Titanium feedstocks are characterised by two primary product chains: TiO2 pigment and the titanium metals sector. TiO2 pigment production accounts for almost 90% of global titanium feedstock consumption. Titanium metal manufacture is the second primary feedstock consumer, while the balance of supply is used to produce welding electrode fluxes and titanium-based chemicals.

Regarding the usage of TiO2, it is considered a ‘quality of life’ product – its consumption increases as disposable income rises. It is predominantly added to high-quality surface finishes for opacity, brightness and whiteness. When incorporated in applications such as paint and coatings, TiO2 pigment extends the product life by absorbing and reflecting ultraviolet radiation that generally accelerates decomposition. It is non-toxic and inert to most chemical reagents. 

You can see more details of each of the company’s exploration projects by clicking here.

Our key thoughts on this company.

✅ The global titanium dioxide market size was valued at USD 15.76 billion in 2018 and is expected to witness a CAGR of 8.7% from 2019 to 2025. Escalating demand for lightweight vehicles owing to strict emission policies is expected to fuel the market growth over the coming years. Thus, rising usage of lightweight materials for enhanced safety and fuel-efficiency is expected to have a positive impact on the industry over the forecast period. These lightweight materials, when coated with titanium dioxide, increase durability, stability, persistence, and scratch resistance.

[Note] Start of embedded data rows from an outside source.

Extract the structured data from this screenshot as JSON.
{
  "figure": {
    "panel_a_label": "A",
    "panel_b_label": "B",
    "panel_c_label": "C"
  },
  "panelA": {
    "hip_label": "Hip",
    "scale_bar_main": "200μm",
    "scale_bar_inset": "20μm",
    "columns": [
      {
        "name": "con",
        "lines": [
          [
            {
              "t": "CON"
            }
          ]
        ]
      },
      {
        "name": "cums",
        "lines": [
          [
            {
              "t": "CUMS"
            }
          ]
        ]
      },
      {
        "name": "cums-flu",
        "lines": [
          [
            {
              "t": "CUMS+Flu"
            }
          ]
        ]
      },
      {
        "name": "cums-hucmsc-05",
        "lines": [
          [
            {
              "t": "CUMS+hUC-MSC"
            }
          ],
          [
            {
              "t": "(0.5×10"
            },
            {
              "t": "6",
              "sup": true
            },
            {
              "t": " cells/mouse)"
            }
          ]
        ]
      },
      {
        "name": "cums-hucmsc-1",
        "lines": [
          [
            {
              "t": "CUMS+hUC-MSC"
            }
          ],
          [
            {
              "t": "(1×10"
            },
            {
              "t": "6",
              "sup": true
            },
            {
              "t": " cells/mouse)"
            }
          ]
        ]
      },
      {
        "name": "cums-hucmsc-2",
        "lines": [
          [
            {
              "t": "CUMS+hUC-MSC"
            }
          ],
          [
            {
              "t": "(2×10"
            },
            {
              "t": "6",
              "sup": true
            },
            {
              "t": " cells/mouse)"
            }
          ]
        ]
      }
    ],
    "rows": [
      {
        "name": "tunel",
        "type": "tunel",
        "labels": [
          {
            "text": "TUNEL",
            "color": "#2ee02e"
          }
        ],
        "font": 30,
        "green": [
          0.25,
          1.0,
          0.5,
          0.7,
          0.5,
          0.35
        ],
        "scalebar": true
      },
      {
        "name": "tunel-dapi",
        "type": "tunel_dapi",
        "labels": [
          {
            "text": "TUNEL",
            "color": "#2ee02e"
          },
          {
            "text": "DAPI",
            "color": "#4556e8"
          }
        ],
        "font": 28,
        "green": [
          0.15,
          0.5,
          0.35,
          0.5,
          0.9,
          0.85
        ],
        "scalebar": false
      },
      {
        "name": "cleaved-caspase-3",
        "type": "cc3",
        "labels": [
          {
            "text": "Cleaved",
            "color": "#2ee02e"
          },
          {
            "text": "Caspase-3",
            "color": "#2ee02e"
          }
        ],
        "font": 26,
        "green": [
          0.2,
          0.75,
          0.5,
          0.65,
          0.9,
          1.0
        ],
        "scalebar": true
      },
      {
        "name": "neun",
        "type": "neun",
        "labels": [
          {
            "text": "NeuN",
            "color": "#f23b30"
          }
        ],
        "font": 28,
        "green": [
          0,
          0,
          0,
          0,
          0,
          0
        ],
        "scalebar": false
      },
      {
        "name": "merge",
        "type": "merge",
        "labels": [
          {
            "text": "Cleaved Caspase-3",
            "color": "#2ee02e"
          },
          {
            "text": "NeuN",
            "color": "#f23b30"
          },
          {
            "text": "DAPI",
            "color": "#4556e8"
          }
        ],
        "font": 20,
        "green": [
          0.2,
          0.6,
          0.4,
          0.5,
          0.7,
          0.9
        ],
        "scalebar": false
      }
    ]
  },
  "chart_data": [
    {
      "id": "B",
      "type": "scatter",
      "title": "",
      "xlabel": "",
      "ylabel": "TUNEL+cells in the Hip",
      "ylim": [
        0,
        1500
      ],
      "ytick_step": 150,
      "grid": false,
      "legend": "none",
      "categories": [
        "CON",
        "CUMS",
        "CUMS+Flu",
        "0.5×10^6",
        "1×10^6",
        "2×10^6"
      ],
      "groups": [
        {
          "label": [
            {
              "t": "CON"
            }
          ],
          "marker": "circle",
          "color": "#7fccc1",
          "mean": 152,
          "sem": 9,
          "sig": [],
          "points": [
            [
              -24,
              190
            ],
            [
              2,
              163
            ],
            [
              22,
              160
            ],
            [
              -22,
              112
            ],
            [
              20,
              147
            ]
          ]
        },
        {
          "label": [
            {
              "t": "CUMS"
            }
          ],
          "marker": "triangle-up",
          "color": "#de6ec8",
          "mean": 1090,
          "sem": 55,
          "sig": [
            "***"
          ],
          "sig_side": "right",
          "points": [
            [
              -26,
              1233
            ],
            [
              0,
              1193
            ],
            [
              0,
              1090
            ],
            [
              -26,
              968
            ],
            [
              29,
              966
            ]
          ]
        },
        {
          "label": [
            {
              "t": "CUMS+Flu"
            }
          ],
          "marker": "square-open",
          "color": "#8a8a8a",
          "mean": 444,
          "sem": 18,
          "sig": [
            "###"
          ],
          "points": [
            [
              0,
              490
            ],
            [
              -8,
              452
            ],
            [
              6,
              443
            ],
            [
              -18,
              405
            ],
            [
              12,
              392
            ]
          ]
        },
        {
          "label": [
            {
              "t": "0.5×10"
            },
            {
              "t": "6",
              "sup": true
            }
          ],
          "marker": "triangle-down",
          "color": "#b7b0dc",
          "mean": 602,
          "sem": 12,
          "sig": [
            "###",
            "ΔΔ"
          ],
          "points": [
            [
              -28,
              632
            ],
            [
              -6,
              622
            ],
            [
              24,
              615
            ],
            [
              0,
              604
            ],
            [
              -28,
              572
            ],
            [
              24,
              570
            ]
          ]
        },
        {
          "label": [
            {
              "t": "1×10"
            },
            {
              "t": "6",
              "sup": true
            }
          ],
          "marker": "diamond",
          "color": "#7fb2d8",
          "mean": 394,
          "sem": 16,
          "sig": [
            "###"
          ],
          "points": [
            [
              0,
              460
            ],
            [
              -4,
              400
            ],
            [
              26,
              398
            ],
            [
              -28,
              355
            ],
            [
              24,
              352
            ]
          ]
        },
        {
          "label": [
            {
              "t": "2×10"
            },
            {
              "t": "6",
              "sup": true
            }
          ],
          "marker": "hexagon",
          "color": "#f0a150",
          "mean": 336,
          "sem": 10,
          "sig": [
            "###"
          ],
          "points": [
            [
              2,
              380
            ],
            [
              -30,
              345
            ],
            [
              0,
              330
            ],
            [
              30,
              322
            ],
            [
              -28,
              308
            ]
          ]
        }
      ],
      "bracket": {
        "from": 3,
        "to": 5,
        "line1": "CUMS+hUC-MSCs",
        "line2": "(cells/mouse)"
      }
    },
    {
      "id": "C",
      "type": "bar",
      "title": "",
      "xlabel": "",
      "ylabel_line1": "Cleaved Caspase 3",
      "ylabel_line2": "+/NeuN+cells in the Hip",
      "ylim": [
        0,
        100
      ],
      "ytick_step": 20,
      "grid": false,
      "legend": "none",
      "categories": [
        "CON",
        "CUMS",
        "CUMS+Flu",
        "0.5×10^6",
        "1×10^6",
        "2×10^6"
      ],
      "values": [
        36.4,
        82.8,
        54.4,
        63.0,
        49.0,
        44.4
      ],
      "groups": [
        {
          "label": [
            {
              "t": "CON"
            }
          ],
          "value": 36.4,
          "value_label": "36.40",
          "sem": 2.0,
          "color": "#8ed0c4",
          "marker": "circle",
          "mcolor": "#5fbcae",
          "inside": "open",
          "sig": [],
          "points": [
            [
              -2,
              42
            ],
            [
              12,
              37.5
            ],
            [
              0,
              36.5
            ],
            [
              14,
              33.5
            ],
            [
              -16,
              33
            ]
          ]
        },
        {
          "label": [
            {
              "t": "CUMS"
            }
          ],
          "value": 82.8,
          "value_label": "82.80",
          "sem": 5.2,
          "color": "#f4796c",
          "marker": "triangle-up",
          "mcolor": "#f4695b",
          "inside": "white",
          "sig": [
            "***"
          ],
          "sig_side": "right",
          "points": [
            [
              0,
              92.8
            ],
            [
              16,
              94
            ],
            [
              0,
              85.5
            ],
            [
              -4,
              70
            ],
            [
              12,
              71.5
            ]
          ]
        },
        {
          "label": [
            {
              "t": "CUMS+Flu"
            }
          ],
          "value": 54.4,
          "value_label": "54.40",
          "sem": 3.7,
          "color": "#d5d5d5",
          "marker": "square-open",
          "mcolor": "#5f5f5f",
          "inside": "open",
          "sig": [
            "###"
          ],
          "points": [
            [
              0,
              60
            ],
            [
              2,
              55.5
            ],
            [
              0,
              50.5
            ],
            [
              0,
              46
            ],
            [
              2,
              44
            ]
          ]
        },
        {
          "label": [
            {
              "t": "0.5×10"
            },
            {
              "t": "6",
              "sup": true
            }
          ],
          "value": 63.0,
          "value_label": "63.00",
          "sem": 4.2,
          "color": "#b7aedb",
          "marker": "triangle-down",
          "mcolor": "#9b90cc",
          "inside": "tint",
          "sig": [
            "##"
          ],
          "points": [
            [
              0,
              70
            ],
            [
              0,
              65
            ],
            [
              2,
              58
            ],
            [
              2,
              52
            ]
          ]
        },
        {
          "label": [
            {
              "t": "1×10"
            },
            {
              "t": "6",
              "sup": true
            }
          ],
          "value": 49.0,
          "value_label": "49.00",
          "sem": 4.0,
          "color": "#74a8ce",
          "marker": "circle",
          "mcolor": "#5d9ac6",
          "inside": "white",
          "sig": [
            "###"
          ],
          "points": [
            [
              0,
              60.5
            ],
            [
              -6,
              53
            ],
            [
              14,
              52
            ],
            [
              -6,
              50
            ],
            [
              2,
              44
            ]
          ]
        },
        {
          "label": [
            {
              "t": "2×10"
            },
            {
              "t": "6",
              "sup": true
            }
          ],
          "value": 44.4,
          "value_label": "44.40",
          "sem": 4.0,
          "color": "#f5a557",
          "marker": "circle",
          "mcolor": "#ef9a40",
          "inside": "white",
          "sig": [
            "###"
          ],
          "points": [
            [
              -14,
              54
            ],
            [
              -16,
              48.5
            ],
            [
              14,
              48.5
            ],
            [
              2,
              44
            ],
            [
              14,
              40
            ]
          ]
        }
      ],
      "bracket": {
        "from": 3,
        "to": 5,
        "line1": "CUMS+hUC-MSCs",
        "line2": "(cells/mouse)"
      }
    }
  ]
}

World titanium demand is more than 6 million tonnes in TiO2-units per year. Despite, Titanium demand is tied to macroeconomic factors and, accordingly, tracks global gross domestic product, avoiding the deep cyclical price volatility of many industrial commodities; it appears that demand is continue to increase. Take a look on Global and US demand for TiO2.

✅ The SP of this company has been trading very within an ascendent channel over the last 12 months, offering what could clearly be potential entry and exit points in the stock.

✅ SP swings into a range of 50-100% per cycle as the company announces exploration results.

🚩 Very low liquidity and low trading volume makes this stock extremely volatile as it can be seen in the chart, hence making this stock extremely risky to hold. should not be considered for as investment, or traders that cannot tolerate volatility.

🚩 Some of the projects such as HMS – Marao and Marruca; HMS – Linhuane Exploration are based in Mozambique, Africa. These country’s government are generally very corrupt and not very stable offering a great risk of political interference over the long term.

Entry Details:

Entries could be considered to be done every time the stock touches the bottom line, in this case under or at 1c. Attention to SMA must be taken at all times in order to ensure not be buying into a FOMO area. We also suggest anyone that is trading this stock to ensure having sell order already set as the stock tends to reach intraday highs and pull back. By not having sell order already setup, investors/traders normally miss the opportunity.

In addition to that, there is a range of 50% potential profit to be taken between the bottom and the top of the channel, that has been confirmed over the last 12 months with multiples high highs and higher lows (a bullish pattern).

Buying area: under or around 1c

Selling area: around or above 1.4c

Potential profit per cycle: 40-50%

Cycle lead time: 3-4 months.

Strategy: Speculative trade using support and resistance ascendent channel.

Stop loss: 0.008 (-20%)





The information provided by BG Trading to you does not constitute personal financial product advice. The information provided is of a general nature only and does not take into account your individual objectives, financial situation or needs. It should not be used, relied upon, or treated as a substitute for specific professional advice. BG trading recommends that you obtain your own independent professional advice before making any decision in relation to your particular requirements or circumstances. Past performance of any product discussed is not indicative of future performance. (We urge that caution should be exercised in assessing past performance. All financial products are subject to market forces and unpredictable events that may adversely affect their future performance).